Eaves taught for 16 years at the University of New Mexico before joining the Rochester faculty, where he would establish himself as something of an elder statesman of the English department.

During his tenure at Rochester, Eaves served as chair of the department for eight years and sat on dozens of committees on a medley of issues, from those that advised on the use of technology in the classroom to theater study and university apparel.

“He had been on so many committees for so many years that his loss is a major loss for the department,” says Nigel Maister, the Russell and Ruth Peck Artistic Director of the International Theatre Program, who calls Eaves a mentor and father figure. “He had significantly built the department over decades.”

Morris Eaves with his arm around wife Georgia and a birthday cake in the foreground.
Morris Eaves married his high school sweetheart, Georgia. Those who knew the couple called them “inseparable.” (Photo credit: Nigel Maister)

Colleagues and friends use words like “brilliant,” “irreverent,” “unpretentious,” and “cheerful” to describe Eaves.

“He once said to me, and this was the best thing he ever said to me, ‘We take the work seriously, but we don’t take ourselves too seriously,’” says Sarah Jones, the managing editor of Blake/An Illustrated Quarterly, who worked closely with Eaves.

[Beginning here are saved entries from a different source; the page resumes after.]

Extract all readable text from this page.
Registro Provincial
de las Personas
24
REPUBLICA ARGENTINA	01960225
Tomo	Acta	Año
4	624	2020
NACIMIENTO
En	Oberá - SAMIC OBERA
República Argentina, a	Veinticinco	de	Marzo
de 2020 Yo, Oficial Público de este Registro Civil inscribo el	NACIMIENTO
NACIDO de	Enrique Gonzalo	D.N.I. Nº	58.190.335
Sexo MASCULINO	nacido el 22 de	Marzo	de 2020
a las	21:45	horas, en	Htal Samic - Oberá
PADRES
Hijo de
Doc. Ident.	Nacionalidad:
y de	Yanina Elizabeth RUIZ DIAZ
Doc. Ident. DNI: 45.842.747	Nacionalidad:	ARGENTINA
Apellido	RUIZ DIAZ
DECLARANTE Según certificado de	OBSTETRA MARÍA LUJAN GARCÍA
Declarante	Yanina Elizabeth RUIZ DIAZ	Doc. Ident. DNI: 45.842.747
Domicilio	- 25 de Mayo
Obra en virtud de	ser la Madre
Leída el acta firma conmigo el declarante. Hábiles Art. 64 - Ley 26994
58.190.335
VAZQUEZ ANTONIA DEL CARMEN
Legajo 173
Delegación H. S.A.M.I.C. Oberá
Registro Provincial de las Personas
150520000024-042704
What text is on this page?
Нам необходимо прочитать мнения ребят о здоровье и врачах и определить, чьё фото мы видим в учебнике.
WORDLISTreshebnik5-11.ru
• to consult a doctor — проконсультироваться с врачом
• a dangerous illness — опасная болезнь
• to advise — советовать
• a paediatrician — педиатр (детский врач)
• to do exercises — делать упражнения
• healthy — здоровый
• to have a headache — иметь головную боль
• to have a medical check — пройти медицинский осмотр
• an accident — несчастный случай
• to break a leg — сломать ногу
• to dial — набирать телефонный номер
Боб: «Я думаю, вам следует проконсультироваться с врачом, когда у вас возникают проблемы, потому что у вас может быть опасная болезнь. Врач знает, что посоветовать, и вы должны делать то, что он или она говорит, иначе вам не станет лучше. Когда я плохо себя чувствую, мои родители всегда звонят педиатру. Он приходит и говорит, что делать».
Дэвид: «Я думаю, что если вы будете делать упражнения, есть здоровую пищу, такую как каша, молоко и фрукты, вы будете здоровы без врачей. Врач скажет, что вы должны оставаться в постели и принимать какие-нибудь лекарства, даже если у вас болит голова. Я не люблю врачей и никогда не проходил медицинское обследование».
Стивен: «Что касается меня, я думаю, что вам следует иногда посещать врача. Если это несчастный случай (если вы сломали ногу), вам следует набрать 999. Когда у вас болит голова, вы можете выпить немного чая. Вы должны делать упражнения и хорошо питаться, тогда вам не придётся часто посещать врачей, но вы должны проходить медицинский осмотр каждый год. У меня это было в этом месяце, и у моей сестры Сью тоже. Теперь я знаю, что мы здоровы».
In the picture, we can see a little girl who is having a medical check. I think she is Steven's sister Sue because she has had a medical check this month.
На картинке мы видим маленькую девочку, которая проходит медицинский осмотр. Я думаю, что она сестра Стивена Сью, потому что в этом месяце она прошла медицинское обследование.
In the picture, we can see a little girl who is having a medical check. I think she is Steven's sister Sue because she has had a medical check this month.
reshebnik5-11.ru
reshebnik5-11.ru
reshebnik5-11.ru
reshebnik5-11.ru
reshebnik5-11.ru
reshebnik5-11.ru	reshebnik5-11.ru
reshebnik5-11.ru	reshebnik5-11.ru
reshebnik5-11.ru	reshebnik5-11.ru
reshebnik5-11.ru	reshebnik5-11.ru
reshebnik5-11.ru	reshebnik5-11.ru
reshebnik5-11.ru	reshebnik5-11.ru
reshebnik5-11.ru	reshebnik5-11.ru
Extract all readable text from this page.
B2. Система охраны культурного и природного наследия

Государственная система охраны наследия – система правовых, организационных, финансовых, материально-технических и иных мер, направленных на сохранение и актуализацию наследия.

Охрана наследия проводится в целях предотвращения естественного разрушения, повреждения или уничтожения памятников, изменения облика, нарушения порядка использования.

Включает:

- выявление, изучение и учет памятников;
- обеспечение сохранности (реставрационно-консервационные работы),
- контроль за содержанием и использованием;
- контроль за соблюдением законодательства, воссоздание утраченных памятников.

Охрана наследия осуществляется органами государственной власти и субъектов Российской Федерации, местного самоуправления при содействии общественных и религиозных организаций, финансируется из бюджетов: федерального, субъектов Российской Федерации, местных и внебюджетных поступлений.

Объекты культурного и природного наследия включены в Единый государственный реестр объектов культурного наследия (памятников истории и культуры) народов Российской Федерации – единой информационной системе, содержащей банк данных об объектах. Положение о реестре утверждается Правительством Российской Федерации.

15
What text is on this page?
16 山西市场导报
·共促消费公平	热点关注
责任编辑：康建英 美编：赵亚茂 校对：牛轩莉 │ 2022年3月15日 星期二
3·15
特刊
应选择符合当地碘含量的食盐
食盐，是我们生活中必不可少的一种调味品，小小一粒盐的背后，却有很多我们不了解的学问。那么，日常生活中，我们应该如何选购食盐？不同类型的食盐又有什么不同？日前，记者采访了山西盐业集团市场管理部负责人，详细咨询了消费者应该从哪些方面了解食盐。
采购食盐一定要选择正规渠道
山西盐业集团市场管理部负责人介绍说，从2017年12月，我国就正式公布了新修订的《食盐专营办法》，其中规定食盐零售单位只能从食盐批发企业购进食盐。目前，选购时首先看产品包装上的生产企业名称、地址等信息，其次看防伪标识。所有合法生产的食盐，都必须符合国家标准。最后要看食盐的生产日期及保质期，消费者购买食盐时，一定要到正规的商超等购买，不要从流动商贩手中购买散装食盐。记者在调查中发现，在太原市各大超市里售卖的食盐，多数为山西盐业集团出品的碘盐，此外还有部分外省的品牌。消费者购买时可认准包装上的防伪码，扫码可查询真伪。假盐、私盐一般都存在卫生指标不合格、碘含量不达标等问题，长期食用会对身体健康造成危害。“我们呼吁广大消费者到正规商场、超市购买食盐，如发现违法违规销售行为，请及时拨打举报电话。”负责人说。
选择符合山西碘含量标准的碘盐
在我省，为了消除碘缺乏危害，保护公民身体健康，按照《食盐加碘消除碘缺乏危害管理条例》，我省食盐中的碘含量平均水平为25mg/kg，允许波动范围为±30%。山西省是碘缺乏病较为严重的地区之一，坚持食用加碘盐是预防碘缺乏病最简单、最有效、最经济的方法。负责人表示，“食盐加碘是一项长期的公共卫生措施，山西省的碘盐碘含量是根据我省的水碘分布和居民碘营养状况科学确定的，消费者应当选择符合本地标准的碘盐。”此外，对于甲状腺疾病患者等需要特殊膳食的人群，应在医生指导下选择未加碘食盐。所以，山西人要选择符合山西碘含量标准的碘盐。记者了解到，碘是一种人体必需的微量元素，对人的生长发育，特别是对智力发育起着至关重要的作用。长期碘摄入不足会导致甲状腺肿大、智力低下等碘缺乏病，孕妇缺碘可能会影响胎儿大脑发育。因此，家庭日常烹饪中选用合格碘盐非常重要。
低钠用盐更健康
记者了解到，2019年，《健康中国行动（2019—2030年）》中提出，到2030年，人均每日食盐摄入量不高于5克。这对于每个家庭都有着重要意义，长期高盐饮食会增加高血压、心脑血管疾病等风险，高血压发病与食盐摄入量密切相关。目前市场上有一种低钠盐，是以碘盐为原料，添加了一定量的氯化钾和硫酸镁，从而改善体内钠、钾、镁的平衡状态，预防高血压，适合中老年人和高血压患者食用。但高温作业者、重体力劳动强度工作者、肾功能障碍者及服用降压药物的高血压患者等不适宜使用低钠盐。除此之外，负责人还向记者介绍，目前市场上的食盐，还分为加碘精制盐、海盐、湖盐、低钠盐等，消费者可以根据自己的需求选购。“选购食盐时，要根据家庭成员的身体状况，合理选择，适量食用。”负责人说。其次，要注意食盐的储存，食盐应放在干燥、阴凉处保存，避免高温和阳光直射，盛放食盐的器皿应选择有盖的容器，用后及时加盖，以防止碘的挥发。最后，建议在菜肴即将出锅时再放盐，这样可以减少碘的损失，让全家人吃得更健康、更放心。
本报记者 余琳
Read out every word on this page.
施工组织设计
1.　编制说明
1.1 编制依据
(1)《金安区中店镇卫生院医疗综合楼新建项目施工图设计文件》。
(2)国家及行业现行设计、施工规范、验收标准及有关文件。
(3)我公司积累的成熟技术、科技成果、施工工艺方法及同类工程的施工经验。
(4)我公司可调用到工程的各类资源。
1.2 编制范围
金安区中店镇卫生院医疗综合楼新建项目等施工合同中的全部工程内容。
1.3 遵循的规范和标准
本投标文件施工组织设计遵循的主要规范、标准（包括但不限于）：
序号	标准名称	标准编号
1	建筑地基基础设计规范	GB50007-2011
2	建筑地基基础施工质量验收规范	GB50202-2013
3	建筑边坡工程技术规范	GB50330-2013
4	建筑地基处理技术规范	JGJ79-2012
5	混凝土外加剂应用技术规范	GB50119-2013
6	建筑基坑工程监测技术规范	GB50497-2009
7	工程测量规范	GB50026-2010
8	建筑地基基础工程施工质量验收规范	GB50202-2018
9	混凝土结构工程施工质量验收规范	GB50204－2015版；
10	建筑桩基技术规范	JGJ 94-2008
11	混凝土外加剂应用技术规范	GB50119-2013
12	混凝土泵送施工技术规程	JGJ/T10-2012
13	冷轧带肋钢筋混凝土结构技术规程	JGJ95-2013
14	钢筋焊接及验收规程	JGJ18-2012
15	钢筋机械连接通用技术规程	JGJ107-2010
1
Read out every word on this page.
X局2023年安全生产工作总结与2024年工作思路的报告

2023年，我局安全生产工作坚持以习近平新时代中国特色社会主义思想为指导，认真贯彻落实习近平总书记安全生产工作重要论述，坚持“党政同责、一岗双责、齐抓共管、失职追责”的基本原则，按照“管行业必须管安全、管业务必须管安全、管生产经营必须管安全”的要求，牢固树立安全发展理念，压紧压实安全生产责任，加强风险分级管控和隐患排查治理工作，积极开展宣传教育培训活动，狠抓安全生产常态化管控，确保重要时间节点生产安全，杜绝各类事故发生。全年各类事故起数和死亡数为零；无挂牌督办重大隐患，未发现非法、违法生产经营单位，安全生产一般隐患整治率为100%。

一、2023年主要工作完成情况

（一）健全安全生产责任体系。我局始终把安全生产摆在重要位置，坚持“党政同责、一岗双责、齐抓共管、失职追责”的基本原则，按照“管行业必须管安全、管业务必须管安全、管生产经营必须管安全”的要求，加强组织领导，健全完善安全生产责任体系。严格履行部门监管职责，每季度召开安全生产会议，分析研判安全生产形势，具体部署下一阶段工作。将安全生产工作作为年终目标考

Those who knew Eaves and his wife refer to them as an “inseparable” couple with discerning tastes in travel and food. It was understood, they say, that anyone dining out with the pair left the dinner reservations to them. That could mean sitting down at a Michelin-rated restaurant or a hole-in-the-wall crab shack to write home about.

Eaves is survived by his wife; their two sons, Obadiah and Dashiell; and three grandchildren, Emmeline, Ezra, and August. Ezra is a first-year student at Rochester.